IV.    PELAKSANAAN PERCOBAAN

  1. Pembuatan Larutan Baku
  • Larutan Baku Asam

    Dipipet 0,1 ml larutan phenolphtalein dengan kadar 10 µg/ml dan dimasukkan ke dalam labu ukur 10 ml. Ditambahkan 0,2 ml HCl 0,1 M, kemudian ditambahkan aquades hingga tanda batas.

  • Larutan Baku Basa

    Dipipet 0,1 ml larutan phenolphtalein dengan kadar 10 µg/ml dan dimasukkan ke dalam labu ukur 10 ml. Ditambahkan 0,2 ml NaOH 0,1 N, kemudian ditambahkan aquades hingga tanda batas.


     

  • Larutan Baku Netral

        Dipipet 0,1 ml larutan phenolphtalein dengan kadar 10 µg/ml, dimasukkan ke dalam labu ukur 10 ml, kemudian ditambahkan aquades hingga tanda batas.

B.     Pelaksanaan Percobaan

1. Penentuan panjang gelombang maksimum pada laruran baku asam, netral, dan basa serta titik isosbestiknya.

  • Spektrofotometer dikalibrasi terlebih dahulu dengan blangko aquadest.
  • Ketiga larutan baku diukur nilai absorbansinya dengan spektrofotometer pada panjang gelombang 260-660 nm.
  • Dicari panjang gelombang maksimum dari masing-masing larutan baku.
  • Dibuat kurva dan dicari titik isosbestiknya.

2.      Penentuan kadar sampel

  • Spektrofotometer di kalibrasi terlebih dahulu dengan blangko aquadest.
  • Larutan sampel diukur nilai absorbansinya pada panjang gelombang maksimum larutan baku asam dan basa serta pada titik isosbestiknya dan digunakan larutan baku netral sebagai standar.
  • Dicatat nilai absorbansinya dan dihitung untuk mendapatkan kadar dari sampel.


 


 


 


 


 


 


 


 


 

DAFTAR PUSTAKA


 

Clarck, J. 2007. Spektra Serapan UV-Tampak.

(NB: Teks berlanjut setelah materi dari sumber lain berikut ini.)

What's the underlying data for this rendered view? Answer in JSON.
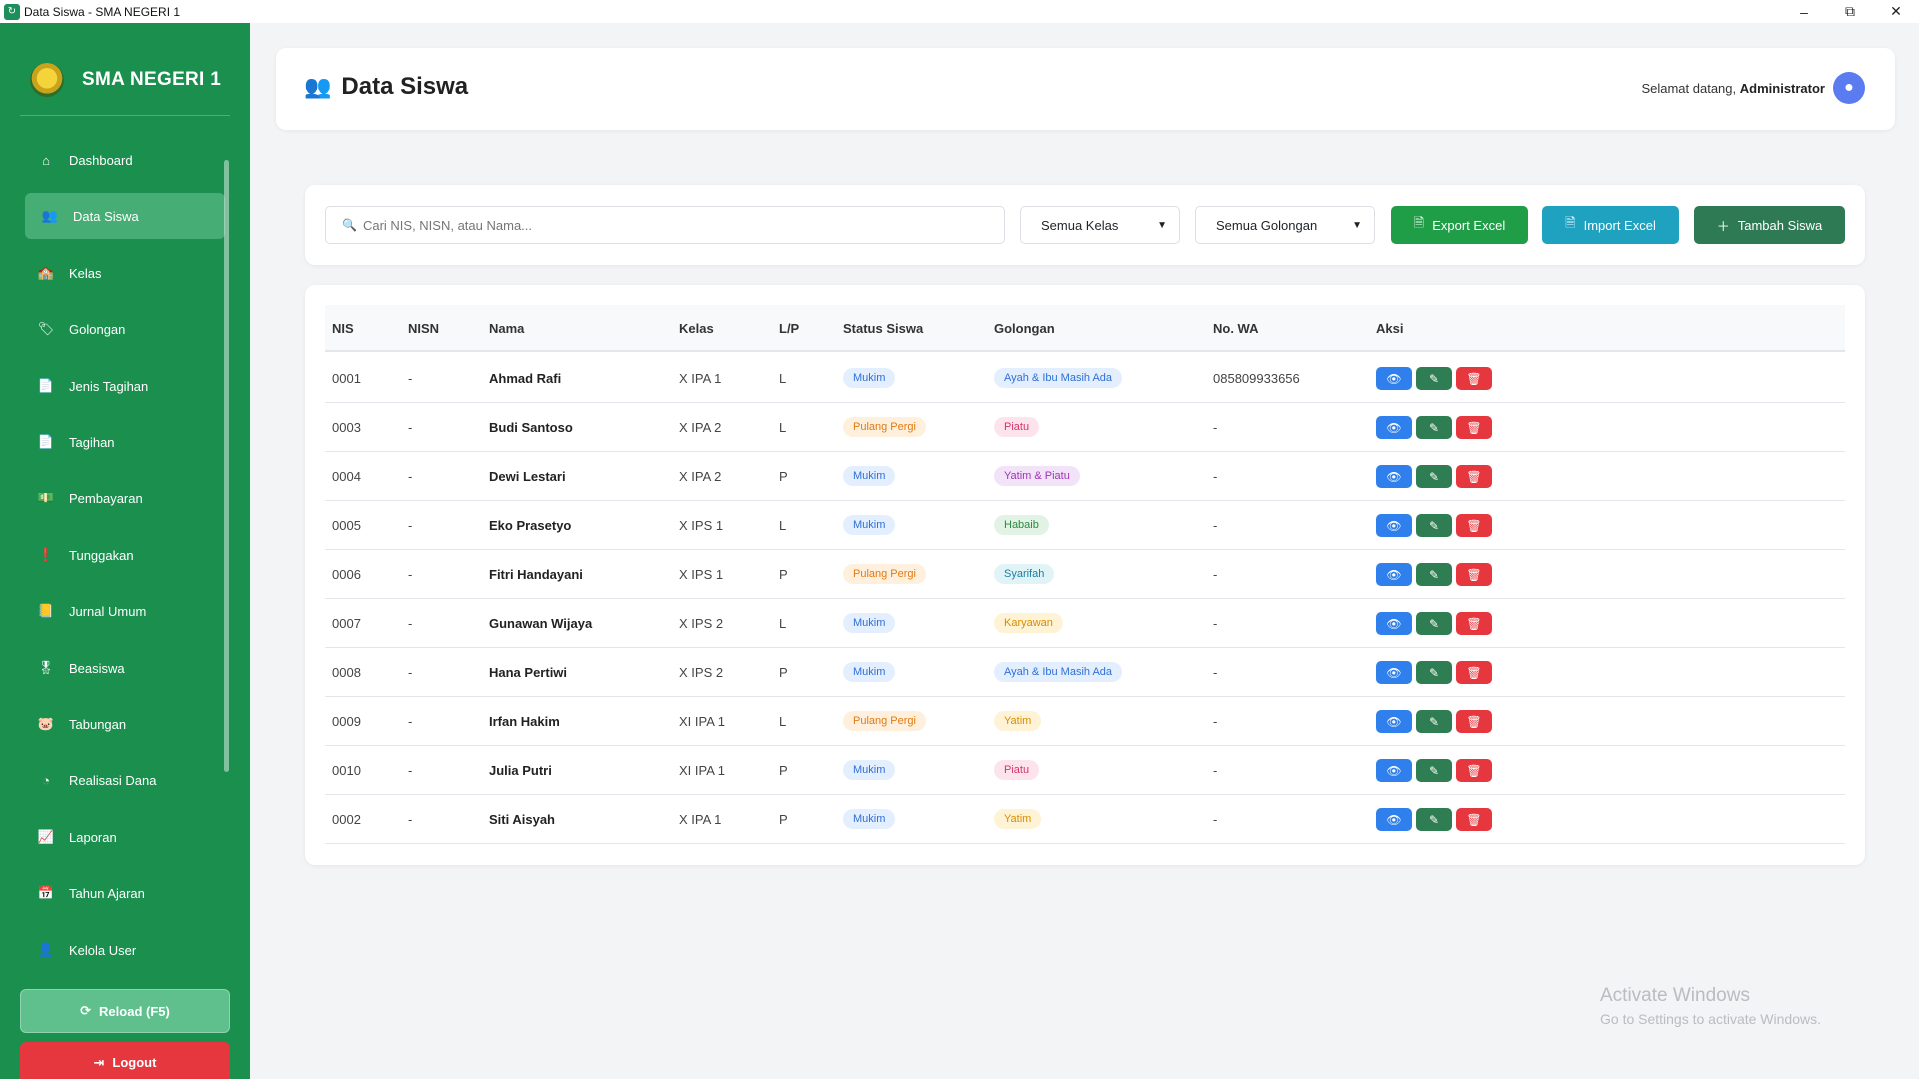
{
  "window": {
    "title": "Data Siswa - SMA NEGERI 1",
    "minimize": "–",
    "maximize": "⧉",
    "close": "✕"
  },
  "sidebar": {
    "brand": "SMA NEGERI 1",
    "items": [
      {
        "label": "Dashboard",
        "icon": "home-icon",
        "glyph": "⌂"
      },
      {
        "label": "Data Siswa",
        "icon": "users-icon",
        "glyph": "👥",
        "active": true
      },
      {
        "label": "Kelas",
        "icon": "school-icon",
        "glyph": "🏫"
      },
      {
        "label": "Golongan",
        "icon": "tag-icon",
        "glyph": "🏷"
      },
      {
        "label": "Jenis Tagihan",
        "icon": "file-icon",
        "glyph": "📄"
      },
      {
        "label": "Tagihan",
        "icon": "invoice-icon",
        "glyph": "📄"
      },
      {
        "label": "Pembayaran",
        "icon": "money-icon",
        "glyph": "💵"
      },
      {
        "label": "Tunggakan",
        "icon": "alert-icon",
        "glyph": "❗"
      },
      {
        "label": "Jurnal Umum",
        "icon": "book-icon",
        "glyph": "📒"
      },
      {
        "label": "Beasiswa",
        "icon": "award-icon",
        "glyph": "🎖"
      },
      {
        "label": "Tabungan",
        "icon": "piggy-bank-icon",
        "glyph": "🐷"
      },
      {
        "label": "Realisasi Dana",
        "icon": "pie-chart-icon",
        "glyph": "◔"
      },
      {
        "label": "Laporan",
        "icon": "chart-icon",
        "glyph": "📈"
      },
      {
        "label": "Tahun Ajaran",
        "icon": "calendar-icon",
        "glyph": "📅"
      },
      {
        "label": "Kelola User",
        "icon": "user-cog-icon",
        "glyph": "👤"
      }
    ],
    "reload_label": "Reload (F5)",
    "logout_label": "Logout"
  },
  "header": {
    "title": "Data Siswa",
    "welcome_prefix": "Selamat datang,",
    "user": "Administrator"
  },
  "filters": {
    "search_placeholder": "Cari NIS, NISN, atau Nama...",
    "kelas": "Semua Kelas",
    "golongan": "Semua Golongan",
    "export_label": "Export Excel",
    "import_label": "Import Excel",
    "add_label": "Tambah Siswa"
  },
  "colors": {
    "sidebar": "#1a8f4e",
    "export": "#1f9d47",
    "import": "#1ea2c0",
    "add": "#2e7a55",
    "view": "#2f80ed",
    "edit": "#2f7d52",
    "delete": "#e6373f"
  },
  "table": {
    "columns": [
      "NIS",
      "NISN",
      "Nama",
      "Kelas",
      "L/P",
      "Status Siswa",
      "Golongan",
      "No. WA",
      "Aksi"
    ],
    "rows": [
      {
        "nis": "0001",
        "nisn": "-",
        "nama": "Ahmad Rafi",
        "kelas": "X IPA 1",
        "lp": "L",
        "status": "Mukim",
        "golongan": "Ayah & Ibu Masih Ada",
        "wa": "085809933656"
      },
      {
        "nis": "0003",
        "nisn": "-",
        "nama": "Budi Santoso",
        "kelas": "X IPA 2",
        "lp": "L",
        "status": "Pulang Pergi",
        "golongan": "Piatu",
        "wa": "-"
      },
      {
        "nis": "0004",
        "nisn": "-",
        "nama": "Dewi Lestari",
        "kelas": "X IPA 2",
        "lp": "P",
        "status": "Mukim",
        "golongan": "Yatim & Piatu",
        "wa": "-"
      },
      {
        "nis": "0005",
        "nisn": "-",
        "nama": "Eko Prasetyo",
        "kelas": "X IPS 1",
        "lp": "L",
        "status": "Mukim",
        "golongan": "Habaib",
        "wa": "-"
      },
      {
        "nis": "0006",
        "nisn": "-",
        "nama": "Fitri Handayani",
        "kelas": "X IPS 1",
        "lp": "P",
        "status": "Pulang Pergi",
        "golongan": "Syarifah",
        "wa": "-"
      },
      {
        "nis": "0007",
        "nisn": "-",
        "nama": "Gunawan Wijaya",
        "kelas": "X IPS 2",
        "lp": "L",
        "status": "Mukim",
        "golongan": "Karyawan",
        "wa": "-"
      },
      {
        "nis": "0008",
        "nisn": "-",
        "nama": "Hana Pertiwi",
        "kelas": "X IPS 2",
        "lp": "P",
        "status": "Mukim",
        "golongan": "Ayah & Ibu Masih Ada",
        "wa": "-"
      },
      {
        "nis": "0009",
        "nisn": "-",
        "nama": "Irfan Hakim",
        "kelas": "XI IPA 1",
        "lp": "L",
        "status": "Pulang Pergi",
        "golongan": "Yatim",
        "wa": "-"
      },
      {
        "nis": "0010",
        "nisn": "-",
        "nama": "Julia Putri",
        "kelas": "XI IPA 1",
        "lp": "P",
        "status": "Mukim",
        "golongan": "Piatu",
        "wa": "-"
      },
      {
        "nis": "0002",
        "nisn": "-",
        "nama": "Siti Aisyah",
        "kelas": "X IPA 1",
        "lp": "P",
        "status": "Mukim",
        "golongan": "Yatim",
        "wa": "-"
      }
    ]
  },
  "watermark": {
    "line1": "Activate Windows",
    "line2": "Go to Settings to activate Windows."
  }
}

Available at: http://www.chem-is-try.org/materi_kimia/instrumen_analisis/spektrum_serapan_ultraviolet tampak__uv-vis_/spectra_serapan_uv_tampak/

Opened on    : 7 Maret 2011

IUPAC. 2009. Isosbestic point. (Cited 2011 March,6).

Available at: http://www.iupac.org/goldbook/103310.pdf

Opened on    : 7 Maret 2011

Sastrahamidjojo, Hardjono. 2001. Spektroskopi. Yogyakarta : Lyberti Kota.

Widjaja, I.N.K., K.W. Astuti, N.M.P. Susanti., dan I. M. A. G. Wirasuta. 2008. Buku Ajar Farmasi Fisiko Kimia. Jimbaran : Jurusan Farmasi FMIPA UNUD.

Widjaja, I.N.K., dkk. 2011. Petunjuk Praktikum Kimia Analisis. Jimbaran : Jurusan Farmasi FMIPA UNUD.